Yunanistan imkansızı zorluyor! Yunanistan'ın skandal Meis Adası iddiası için uluslararası hukuk ne diyor? İşte detaylar...
Yunanistan, Türkiye'ye yakın Yunan adalarında tam kıta sahanlığı ve münhasır ekonomik bölge (MEB) talebinde ısrar ediyor. Doğu Akdeniz'de skandal taleplerde bulunan ve gerilimi tırmandıran Yunanistan adeta imkansızı zorluyor. Yunanistan'ın Doğu Akdeniz'deki iddiası ile ilgili uluslarası hukuk ne diyor? İşte detaylar...
Yunanistan'ın adalara deniz yetki alanları bakımından istisnasız ve koşulsuz olarak "tam etki" verilmesi gerektiğine yönelik tezinin, uluslararası mahkemelerce benzer durumlarda alınan kararlar incelendiğinde, imkansızı zorladığı görülüyor.
Gerek bölgede hidrokarbon rezervlerinin bulunduğunun anlaşılması gerek Yunanistan ve Güney Kıbrıs Rum yönetiminin (GKRY) Türkiye ve Kuzey Kıbrıs Türkiye Cumhuriyeti'nin haklarını göz ardı ederek attığı tek taraflı adımlar ışığında, Doğu Akdeniz son yıllarda uluslararası gündemin üst sıralarında yer alıyor.
YUNANİSTAN VE GKRY'NİN SKANDAL İDDİALARI
Kıbrıs Adası'nın tek hakimi gibi davranan GKRY'nin 2003, 2007 ve 2010 yıllarında sırasıyla Mısır, Lübnan ve İsrail'le imzaladığı anlaşmalar Türkiye tarafından tanınmıyor. Doğu Akdeniz'de deniz yetki alanlarının kıyıdaşlar arasında uluslararası hukuk, hakkaniyet ilkesi ve özel durumlar dikkate alınarak henüz sınırlandırılmamış olduğu görülüyor.

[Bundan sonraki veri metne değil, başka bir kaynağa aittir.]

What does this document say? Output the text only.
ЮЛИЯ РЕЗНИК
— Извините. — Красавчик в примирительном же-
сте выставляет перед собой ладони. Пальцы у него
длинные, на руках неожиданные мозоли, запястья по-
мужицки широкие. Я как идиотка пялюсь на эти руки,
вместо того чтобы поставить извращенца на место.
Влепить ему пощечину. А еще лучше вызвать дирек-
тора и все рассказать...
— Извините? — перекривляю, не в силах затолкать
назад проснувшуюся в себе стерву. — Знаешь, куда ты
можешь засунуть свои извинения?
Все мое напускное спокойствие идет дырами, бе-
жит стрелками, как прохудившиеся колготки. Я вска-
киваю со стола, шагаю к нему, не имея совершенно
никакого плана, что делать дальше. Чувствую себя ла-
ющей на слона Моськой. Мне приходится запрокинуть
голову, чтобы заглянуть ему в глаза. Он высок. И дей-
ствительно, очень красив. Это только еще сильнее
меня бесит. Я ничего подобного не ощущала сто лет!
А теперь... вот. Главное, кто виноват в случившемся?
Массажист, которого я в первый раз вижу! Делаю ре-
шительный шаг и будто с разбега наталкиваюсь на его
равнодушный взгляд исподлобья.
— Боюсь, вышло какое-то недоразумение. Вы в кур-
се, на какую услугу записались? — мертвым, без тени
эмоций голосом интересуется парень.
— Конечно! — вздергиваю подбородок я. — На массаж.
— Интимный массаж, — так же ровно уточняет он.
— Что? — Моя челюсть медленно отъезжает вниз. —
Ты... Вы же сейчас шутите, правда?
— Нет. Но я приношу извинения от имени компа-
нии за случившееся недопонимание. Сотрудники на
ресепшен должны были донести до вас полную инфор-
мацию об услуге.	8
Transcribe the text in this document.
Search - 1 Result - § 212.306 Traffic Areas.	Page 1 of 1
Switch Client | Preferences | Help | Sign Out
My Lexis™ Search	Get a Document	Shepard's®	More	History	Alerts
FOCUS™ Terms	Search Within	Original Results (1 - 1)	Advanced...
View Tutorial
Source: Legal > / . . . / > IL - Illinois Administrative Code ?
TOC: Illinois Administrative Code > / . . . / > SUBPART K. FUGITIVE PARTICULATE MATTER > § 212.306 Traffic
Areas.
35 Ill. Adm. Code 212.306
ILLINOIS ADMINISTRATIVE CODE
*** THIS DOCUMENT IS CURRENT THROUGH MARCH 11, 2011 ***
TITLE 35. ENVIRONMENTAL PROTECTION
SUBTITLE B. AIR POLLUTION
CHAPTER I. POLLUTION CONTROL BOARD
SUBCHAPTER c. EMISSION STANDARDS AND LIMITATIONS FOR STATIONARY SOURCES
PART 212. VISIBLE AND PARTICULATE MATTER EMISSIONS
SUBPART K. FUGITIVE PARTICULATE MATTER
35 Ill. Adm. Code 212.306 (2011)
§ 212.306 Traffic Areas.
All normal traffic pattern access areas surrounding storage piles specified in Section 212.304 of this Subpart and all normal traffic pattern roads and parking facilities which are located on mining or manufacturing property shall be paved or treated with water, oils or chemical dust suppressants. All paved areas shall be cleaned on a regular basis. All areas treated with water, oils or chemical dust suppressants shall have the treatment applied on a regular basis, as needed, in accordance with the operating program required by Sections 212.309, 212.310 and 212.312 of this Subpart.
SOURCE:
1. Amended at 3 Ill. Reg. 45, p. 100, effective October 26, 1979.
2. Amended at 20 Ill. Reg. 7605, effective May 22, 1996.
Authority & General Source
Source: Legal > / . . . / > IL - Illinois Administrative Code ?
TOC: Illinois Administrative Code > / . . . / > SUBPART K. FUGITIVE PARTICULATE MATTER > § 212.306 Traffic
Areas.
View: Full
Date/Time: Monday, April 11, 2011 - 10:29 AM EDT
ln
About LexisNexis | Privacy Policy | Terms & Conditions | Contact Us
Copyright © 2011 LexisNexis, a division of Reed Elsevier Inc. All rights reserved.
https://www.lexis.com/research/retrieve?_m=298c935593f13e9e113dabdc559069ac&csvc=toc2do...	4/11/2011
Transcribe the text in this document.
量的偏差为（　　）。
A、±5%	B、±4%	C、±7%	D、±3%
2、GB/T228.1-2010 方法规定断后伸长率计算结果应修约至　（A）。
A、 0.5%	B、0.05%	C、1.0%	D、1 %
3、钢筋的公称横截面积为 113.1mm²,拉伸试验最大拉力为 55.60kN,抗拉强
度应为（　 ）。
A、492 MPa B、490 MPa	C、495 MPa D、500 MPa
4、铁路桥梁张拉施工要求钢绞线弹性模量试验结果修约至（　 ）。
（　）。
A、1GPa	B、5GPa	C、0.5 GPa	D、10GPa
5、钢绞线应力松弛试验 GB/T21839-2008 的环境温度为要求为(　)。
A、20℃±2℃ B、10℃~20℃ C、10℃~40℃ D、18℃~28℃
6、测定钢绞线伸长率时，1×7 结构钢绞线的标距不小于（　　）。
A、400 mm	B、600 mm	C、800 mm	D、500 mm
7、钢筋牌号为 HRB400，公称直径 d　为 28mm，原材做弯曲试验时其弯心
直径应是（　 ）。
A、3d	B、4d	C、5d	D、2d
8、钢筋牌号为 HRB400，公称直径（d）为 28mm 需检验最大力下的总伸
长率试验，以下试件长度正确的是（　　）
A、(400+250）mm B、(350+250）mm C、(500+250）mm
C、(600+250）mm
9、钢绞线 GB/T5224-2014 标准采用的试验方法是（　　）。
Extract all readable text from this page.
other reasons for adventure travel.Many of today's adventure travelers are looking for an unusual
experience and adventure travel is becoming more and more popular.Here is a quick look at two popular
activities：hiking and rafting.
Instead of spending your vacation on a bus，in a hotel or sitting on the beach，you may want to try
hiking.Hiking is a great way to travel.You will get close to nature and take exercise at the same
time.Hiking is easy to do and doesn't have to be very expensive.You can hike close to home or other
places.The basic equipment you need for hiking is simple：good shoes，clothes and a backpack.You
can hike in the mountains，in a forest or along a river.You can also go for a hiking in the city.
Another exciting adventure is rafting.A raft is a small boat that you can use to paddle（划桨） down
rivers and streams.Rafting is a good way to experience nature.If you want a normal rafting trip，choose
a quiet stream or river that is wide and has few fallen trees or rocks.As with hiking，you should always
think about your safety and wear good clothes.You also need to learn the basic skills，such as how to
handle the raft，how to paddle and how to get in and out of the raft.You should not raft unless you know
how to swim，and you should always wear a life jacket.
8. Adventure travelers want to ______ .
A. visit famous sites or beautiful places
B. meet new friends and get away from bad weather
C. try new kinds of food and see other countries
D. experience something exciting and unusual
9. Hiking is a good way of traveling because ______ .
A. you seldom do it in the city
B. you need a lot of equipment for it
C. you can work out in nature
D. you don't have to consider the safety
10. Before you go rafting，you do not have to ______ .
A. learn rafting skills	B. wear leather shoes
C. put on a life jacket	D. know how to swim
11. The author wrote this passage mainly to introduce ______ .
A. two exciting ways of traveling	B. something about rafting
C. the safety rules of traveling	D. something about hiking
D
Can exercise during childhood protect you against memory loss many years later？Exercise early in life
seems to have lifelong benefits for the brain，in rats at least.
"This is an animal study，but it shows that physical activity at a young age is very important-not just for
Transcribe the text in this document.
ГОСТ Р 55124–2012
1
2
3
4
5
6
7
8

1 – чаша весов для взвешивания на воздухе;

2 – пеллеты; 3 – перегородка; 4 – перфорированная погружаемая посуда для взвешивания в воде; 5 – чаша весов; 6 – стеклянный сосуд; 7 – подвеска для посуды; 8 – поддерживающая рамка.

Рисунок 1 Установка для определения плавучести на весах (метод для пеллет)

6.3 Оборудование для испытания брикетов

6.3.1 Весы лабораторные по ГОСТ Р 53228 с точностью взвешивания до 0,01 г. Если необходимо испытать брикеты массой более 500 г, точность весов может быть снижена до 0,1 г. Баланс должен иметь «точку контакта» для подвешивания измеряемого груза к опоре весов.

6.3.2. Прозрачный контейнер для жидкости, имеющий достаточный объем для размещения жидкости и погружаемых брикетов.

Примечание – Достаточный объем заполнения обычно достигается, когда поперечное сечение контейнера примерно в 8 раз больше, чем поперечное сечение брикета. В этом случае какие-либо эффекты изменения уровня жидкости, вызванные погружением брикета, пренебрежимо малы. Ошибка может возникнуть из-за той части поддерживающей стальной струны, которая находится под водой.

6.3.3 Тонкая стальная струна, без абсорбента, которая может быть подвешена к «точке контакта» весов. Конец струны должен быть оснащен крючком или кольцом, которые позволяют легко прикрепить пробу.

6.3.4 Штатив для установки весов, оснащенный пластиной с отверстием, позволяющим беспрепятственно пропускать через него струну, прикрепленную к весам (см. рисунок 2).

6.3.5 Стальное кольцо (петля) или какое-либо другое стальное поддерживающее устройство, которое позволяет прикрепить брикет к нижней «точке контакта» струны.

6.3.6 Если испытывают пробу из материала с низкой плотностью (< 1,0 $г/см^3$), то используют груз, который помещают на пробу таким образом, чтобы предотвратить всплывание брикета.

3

Bir yanda Doğu Akdeniz'de en uzun kıtasal kıyı şeridine sahip olan Türkiye'nin 2004'ten başlayarak çeşitli vesilelerle Birleşmiş Milletlerde (BM) kayda geçirdiği kıta sahanlığı sınırları, diğer yanda ise bilhassa Yunanistan'ın kendi ana karasına oldukça uzak Türkiye'ye ise çok yakında bulunan adalarına "tam etki" talep etmek suretiyle öne sürdüğü karşı iddialar bulunmakta.
Adaların "istisnasız ve koşulsuz" kıta sahanlığının olduğunu savunan Yunanistan ve GKRY, münhasır ekonomik bölge (MEB) hakkı bulunduğunu iddia ediyor. Bu durumda, kıta sahanlığı ve MEB sınırlandırılmasının ana karalar ile adalar arasında da istisnasız olarak "eşit uzaklık" ilkesine göre yapılması, dolayısıyla adalara her şartta "tam etki" tanınması gerektiği öne sürülüyor.
TÜRKİYE O SÖZLEŞMEYE TARAF DEĞİL
Yunanistan, taleplerini 1982 Birleşmiş Milletler Deniz Hukuku Sözleşmesi'nin (UNCLOS) 121'inci maddesine dayandırıyor. Türkiye'nin taraf olmadığı sözleşmenin söz konusu maddesi, adaların da ana karalar gibi kıta sahanlığına ve münhasır ekonomik bölgeye sahip olabileceğini öngörüyor.
Diğer taraftan, aynı sözleşmenin 74. ve 83. maddeleri ise kıyıları birbirine karşılıklı veya bitişik olan devletler arasında deniz yetki alanlarının anlaşmalar yoluyla ve hakkaniyete uygun olarak sınırlandırılması gerektiğini söylüyor. Esasen hakkaniyet ilkesi uluslararası teamül hukukunun da en temel ve öncelikli ilkeleri arasında bulunuyor.
Dolayısıyla Türkiye, yarı kapalı ve görece dar bir deniz olan Doğu Akdeniz'de kıta sahanlığı ve MEB sınırlandırılmasında her şeyden evvel hakkaniyet ilkesinin temel alınması gerektiğini savunuyor. Adalarla ilgili ise Türkiye "konum, cephe uzunlukları, ana karaların kıyı projeksiyonları üzerinde kesme etkisi" gibi özel durumların tamamının göz önünde bulundurulması gerektiğine işaret ediyor.
MÜZAKERE ÇAĞRISI
Türkiye, adalar ve deniz yetki alanı sınırlandırılmasıyla ilgili sorunları çözmek için başından beri hakkaniyet ve özel durumlar göz önünde bulundurularak çoklu müzakere çağrısında bulunuyor.